The World Wide Web of plagiarism!
Every waking moment, every single time you log on to the internet and get down to ‘googling’ something, you are assaulted by an unending barrage of information. You spare a careless glance through the first page, and settle down on the first or the second choice that you are offered by Google. And meanwhile, the other hidden-from-view options snigger shamelessly.
Once on the world wide web, every original piece of writing, photography and the like are exposed to innumerable copy-pasting machines (read: people) who put in nauseous amounts of alacrity and make sure that they meticulously craft to perfection, somebody else’s creativity. Copyright violation clauses are hardly ever evoked, and even if they are – the pursuers of the crime called ‘plagiarism’ are well aware that seeing something as ‘petty’ as intellectual work through the entire process of laws and courts are a thing of the imaginary world. In the day and during the night, people brazenly show their middle fingers to the laws of copyright violation and get away scot free. Not only are the victims not heard to, most of the times, chances are that they don’t even know what has happened with their pieces of creativity.
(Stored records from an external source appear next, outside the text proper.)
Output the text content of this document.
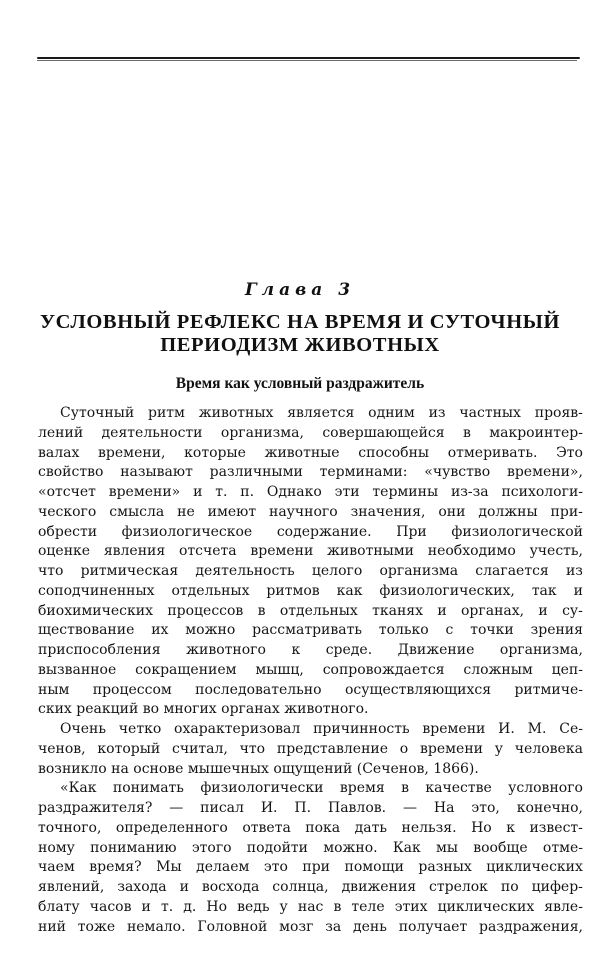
Глава 3
УСЛОВНЫЙ РЕФЛЕКС НА ВРЕМЯ И СУТОЧНЫЙ
ПЕРИОДИЗМ ЖИВОТНЫХ
Время как условный раздражитель
Суточный ритм животных является одним из частных прояв-
лений деятельности организма, совершающейся в макроинтер-
валах времени, которые животные способны отмеривать. Это
свойство называют различными терминами: «чувство времени»,
«отсчет времени» и т. п. Однако эти термины из-за психологи-
ческого смысла не имеют научного значения, они должны при-
обрести физиологическое содержание. При физиологической
оценке явления отсчета времени животными необходимо учесть,
что ритмическая деятельность целого организма слагается из
соподчиненных отдельных ритмов как физиологических, так и
биохимических процессов в отдельных тканях и органах, и су-
ществование их можно рассматривать только с точки зрения
приспособления животного к среде. Движение организма,
вызванное сокращением мышц, сопровождается сложным цеп-
ным процессом последовательно осуществляющихся ритмиче-
ских реакций во многих органах животного.
Очень четко охарактеризовал причинность времени И. М. Се-
ченов, который считал, что представление о времени у человека
возникло на основе мышечных ощущений (Сеченов, 1866).
«Как понимать физиологически время в качестве условного
раздражителя? — писал И. П. Павлов. — На это, конечно,
точного, определенного ответа пока дать нельзя. Но к извест-
ному пониманию этого подойти можно. Как мы вообще отме-
чаем время? Мы делаем это при помощи разных циклических
явлений, захода и восхода солнца, движения стрелок по цифер-
блату часов и т. д. Но ведь у нас в теле этих циклических явле-
ний тоже немало. Головной мозг за день получает раздражения,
Leading dailies, unheard-of websites, and personal blogs – everybody appears on the radar of the thieves and the victims. The ubiquitous mantra of ‘Ctrl+C, Ctrl+V’ has turned life, in a flick of a magic wand into a dark, shoddy place where stolen material is passed off as somebody’s ‘authentic’ creation. Nobody cares, and nobody bothers to listen. As long as an article invokes
some sort of feelings in the mind, why should a reader dig deep into the recesses of the creator’s background? They read something and get over it. Nothing else matters.
With the ‘blessing’ called the World Wide Web, life has undoubtedly become a lot easier. But the implications ring loudly and clearly, a death-knell for creativity. What Microsoft Word alone couldn’t have done, the World Wide Web made possible. Plagiarism is something as acceptable as an act of breathing, as important as it, and as necessary. Millions of companies would go bankrupt without the ‘boon’ called Copy-Paste, and a handful would, perhaps,
dwindle to the realm of the originally original. After the advent of the web-based companies, the designation of ‘Copy Writers’ has overshadowed possibly every other designation. I wonder if the first word was created with its many meanings in mind: I wonder if ‘Copy’ Writers were created to ‘copy’!
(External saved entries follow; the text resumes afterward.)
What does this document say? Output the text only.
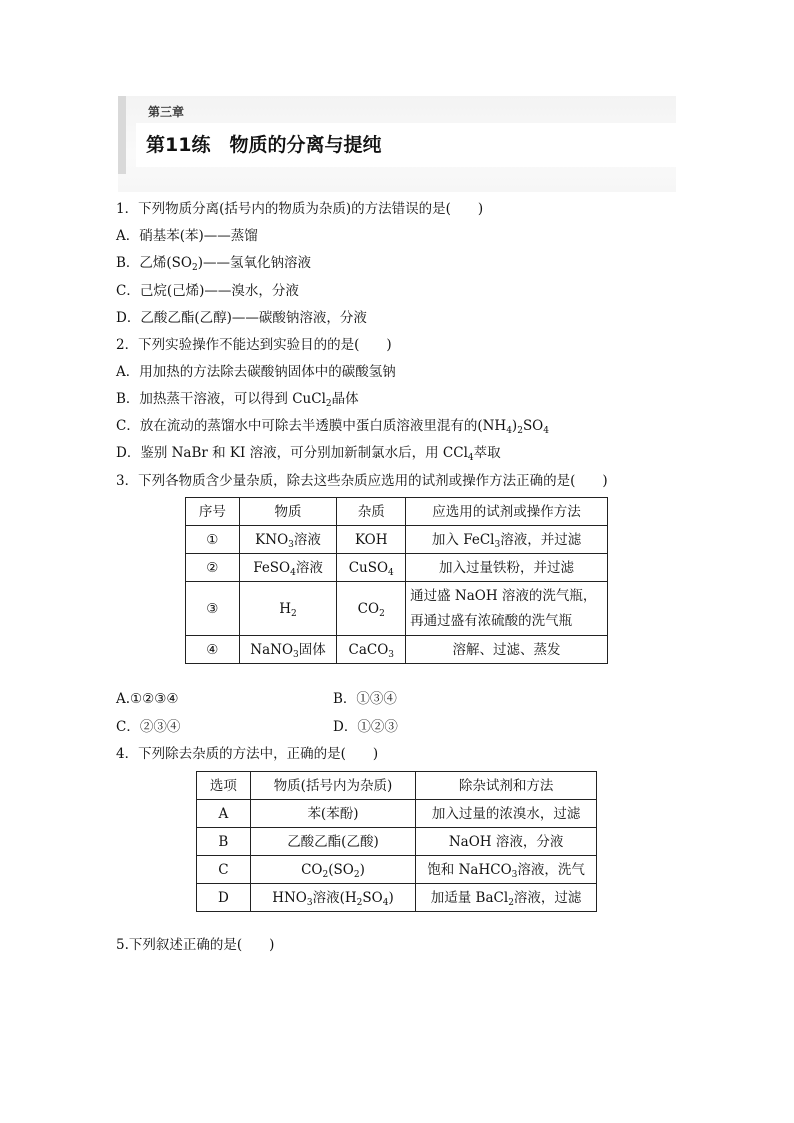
第三章
第11练　物质的分离与提纯
1．下列物质分离(括号内的物质为杂质)的方法错误的是(　　)
A．硝基苯(苯)——蒸馏
B．乙烯$(SO_2)——$氢氧化钠溶液
C．己烷(己烯)——溴水，分液
D．乙酸乙酯(乙醇)——碳酸钠溶液，分液
2．下列实验操作不能达到实验目的的是(　　)
A．用加热的方法除去碳酸钠固体中的碳酸氢钠
B．加热蒸干溶液，可以得到 CuCl$_2$晶体
C．放在流动的蒸馏水中可除去半透膜中蛋白质溶液里混有的$(NH_4)_2SO_4$
D．鉴别 NaBr 和 KI 溶液，可分别加新制氯水后，用 CCl$_4$萃取
3．下列各物质含少量杂质，除去这些杂质应选用的试剂或操作方法正确的是(　　)
序号	物质	杂质	应选用的试剂或操作方法
①	$KNO_3$溶液	KOH	加入 FeCl$_3$溶液，并过滤
②	FeSO$_4$溶液	CuSO$_4$	加入过量铁粉，并过滤
③	$H_2$	$CO_2$	通过盛 NaOH 溶液的洗气瓶，
再通过盛有浓硫酸的洗气瓶

④	NaNO$_3$固体	CaCO$_3$	溶解、过滤、蒸发
A.①②③④	B．①③④
C．②③④	D．①②③
4．下列除去杂质的方法中，正确的是(　　)
选项	物质(括号内为杂质)	除杂试剂和方法
A	苯(苯酚)	加入过量的浓溴水，过滤
B	乙酸乙酯(乙酸)	NaOH 溶液，分液
C	$CO_2(SO_2)$	饱和 NaHCO$_3$溶液，洗气
D	$HNO_3$溶液$(H_2SO_4)$	加适量 BaCl$_2$溶液，过滤
5.下列叙述正确的是(　　)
In the pandemonium called plagiarism, if one comes across an original piece of work, one should consider themselves extremely fortunate. In the time and age that we are contemporaneous to, the phrase ‘original writing’ hardly ever justifies the dictionary meaning of the same. We no longer have the likes of William Shakespeare and Christopher Marlowe in the midst of us, and the most original piece of writing, perhaps, is an amalgam of 70% Wikipedia ‘truths’ (read: the Gospel Truth) and 30% of ‘research’. Add a dash of actually – in the real sense of the term – authentic writing and the work of art is in front of you – neat, bona fide. When people have such an unfathomable array of information – for free – on the world wide web, why go through the pains of writing something original! Writing and photography was never easier, and all of a sudden, the world is being treated to a meteor shower of ‘talent’.
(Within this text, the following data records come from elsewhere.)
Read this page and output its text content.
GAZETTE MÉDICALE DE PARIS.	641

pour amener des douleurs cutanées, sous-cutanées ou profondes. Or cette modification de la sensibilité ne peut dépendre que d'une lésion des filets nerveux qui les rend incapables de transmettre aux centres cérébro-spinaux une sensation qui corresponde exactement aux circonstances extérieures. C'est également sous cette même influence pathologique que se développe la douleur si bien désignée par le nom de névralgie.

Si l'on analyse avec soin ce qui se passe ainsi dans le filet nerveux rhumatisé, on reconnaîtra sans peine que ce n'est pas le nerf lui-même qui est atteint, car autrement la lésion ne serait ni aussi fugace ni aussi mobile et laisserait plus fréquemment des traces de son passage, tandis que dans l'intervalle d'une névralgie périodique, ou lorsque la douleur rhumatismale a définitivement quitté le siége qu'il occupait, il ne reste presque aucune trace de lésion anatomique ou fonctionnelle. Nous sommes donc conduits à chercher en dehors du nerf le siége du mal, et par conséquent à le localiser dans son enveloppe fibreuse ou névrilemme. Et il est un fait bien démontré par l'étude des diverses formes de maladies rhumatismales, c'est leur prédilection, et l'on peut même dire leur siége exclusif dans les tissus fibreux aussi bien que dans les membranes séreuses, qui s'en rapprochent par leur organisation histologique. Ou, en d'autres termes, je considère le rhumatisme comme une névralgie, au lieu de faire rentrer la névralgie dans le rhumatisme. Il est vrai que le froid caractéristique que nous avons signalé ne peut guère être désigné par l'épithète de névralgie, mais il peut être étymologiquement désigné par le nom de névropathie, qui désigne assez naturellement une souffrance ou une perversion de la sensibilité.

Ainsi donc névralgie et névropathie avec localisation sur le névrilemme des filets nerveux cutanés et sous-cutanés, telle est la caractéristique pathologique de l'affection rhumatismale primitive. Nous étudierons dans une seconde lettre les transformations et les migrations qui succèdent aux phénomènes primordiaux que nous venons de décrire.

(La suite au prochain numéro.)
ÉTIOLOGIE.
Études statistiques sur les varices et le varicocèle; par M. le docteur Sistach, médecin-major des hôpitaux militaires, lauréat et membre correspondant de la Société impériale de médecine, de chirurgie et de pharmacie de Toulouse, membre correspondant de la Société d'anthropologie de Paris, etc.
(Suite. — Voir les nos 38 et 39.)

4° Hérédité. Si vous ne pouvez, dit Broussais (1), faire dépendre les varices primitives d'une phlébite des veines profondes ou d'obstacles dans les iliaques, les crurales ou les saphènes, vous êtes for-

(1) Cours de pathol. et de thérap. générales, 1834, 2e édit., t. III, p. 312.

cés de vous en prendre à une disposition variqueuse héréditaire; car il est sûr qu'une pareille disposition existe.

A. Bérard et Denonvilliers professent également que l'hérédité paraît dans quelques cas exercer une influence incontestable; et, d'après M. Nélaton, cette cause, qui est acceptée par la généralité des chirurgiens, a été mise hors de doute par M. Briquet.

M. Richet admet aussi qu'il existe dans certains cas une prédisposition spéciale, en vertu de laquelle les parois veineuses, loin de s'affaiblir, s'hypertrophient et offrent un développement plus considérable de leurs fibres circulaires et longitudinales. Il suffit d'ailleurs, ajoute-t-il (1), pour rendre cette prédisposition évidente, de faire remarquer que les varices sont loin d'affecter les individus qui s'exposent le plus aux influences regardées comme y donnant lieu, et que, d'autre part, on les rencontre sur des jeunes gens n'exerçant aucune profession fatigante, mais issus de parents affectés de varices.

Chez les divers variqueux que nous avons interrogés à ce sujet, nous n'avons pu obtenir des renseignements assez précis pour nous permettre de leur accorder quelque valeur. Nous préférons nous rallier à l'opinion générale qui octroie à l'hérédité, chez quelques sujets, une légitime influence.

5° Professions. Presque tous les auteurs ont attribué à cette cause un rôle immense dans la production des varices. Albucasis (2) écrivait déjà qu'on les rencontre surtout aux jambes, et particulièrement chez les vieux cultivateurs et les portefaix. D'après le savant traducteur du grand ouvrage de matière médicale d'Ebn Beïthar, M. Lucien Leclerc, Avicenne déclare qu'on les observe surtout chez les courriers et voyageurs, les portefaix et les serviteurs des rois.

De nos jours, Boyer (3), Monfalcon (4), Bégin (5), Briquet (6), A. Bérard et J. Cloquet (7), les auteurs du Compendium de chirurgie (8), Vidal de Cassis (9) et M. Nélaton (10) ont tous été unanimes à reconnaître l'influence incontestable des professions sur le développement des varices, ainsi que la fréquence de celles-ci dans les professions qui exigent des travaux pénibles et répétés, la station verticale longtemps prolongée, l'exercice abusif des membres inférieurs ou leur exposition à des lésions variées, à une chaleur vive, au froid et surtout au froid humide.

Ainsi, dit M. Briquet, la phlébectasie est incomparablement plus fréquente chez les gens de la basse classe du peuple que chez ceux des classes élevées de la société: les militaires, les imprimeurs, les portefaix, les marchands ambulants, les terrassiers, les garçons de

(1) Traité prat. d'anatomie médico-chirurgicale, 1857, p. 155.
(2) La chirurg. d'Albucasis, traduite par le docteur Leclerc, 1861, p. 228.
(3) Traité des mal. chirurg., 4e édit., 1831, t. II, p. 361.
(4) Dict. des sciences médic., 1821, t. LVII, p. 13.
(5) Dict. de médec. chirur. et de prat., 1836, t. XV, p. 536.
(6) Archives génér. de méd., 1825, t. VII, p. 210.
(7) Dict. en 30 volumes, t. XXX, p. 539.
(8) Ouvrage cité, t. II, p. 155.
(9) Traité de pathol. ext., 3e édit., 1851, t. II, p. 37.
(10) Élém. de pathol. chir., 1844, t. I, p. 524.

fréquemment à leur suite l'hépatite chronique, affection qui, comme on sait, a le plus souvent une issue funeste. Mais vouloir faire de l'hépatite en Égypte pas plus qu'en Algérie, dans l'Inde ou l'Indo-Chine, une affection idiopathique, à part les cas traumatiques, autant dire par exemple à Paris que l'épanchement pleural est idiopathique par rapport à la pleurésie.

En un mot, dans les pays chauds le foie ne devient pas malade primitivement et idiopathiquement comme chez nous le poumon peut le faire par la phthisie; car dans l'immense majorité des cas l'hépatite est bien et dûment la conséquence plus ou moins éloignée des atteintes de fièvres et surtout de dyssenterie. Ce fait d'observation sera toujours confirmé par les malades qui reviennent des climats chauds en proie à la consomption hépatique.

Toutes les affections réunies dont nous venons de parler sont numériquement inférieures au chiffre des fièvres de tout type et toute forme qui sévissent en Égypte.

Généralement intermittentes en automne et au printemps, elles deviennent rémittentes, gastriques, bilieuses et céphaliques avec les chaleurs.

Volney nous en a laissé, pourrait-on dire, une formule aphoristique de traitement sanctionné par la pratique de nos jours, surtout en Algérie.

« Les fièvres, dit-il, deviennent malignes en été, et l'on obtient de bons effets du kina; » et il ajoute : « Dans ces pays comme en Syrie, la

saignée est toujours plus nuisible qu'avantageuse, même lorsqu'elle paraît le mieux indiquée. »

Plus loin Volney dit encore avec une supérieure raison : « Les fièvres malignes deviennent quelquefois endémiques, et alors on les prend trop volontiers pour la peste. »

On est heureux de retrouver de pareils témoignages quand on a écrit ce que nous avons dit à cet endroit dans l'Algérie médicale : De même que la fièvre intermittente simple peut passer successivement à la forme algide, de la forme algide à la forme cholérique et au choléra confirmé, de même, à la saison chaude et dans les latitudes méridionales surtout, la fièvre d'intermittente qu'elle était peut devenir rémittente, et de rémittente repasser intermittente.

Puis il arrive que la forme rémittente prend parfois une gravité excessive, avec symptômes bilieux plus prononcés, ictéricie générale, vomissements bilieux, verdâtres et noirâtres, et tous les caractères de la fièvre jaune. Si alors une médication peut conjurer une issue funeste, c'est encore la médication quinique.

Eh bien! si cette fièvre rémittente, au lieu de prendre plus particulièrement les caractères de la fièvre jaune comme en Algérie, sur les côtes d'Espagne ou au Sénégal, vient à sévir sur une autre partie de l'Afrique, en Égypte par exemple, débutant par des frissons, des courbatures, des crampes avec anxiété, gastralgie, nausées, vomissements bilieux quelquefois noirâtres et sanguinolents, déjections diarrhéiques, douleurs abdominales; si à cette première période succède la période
The process of ‘Copy-Paste’ is the newest – and the direst – example of a slave turning into a master. And then spiralling out of control. The fearsome echoes of the method of copying and pasting has now ransacked creativity and left it in tatters. The problem is grave, and the solution/s nowhere in sight.
Writers fight futile fights in the hope of being able to render to shreds the scaffolding on which the plagiarists thrive, and then lose steam and get back to other relevant realities. Only to come across another of their pieces of writing nestled comfortably in some corner of the World Wide Web, credited or not credited for. The process snowballs into an avalanche, and then vanishes into nothingness. The battle is lost. For all I know, I might encounter this same write-up somewhere else. Welcome to the newest genre of writing. Ctrl+C, Ctrl+V.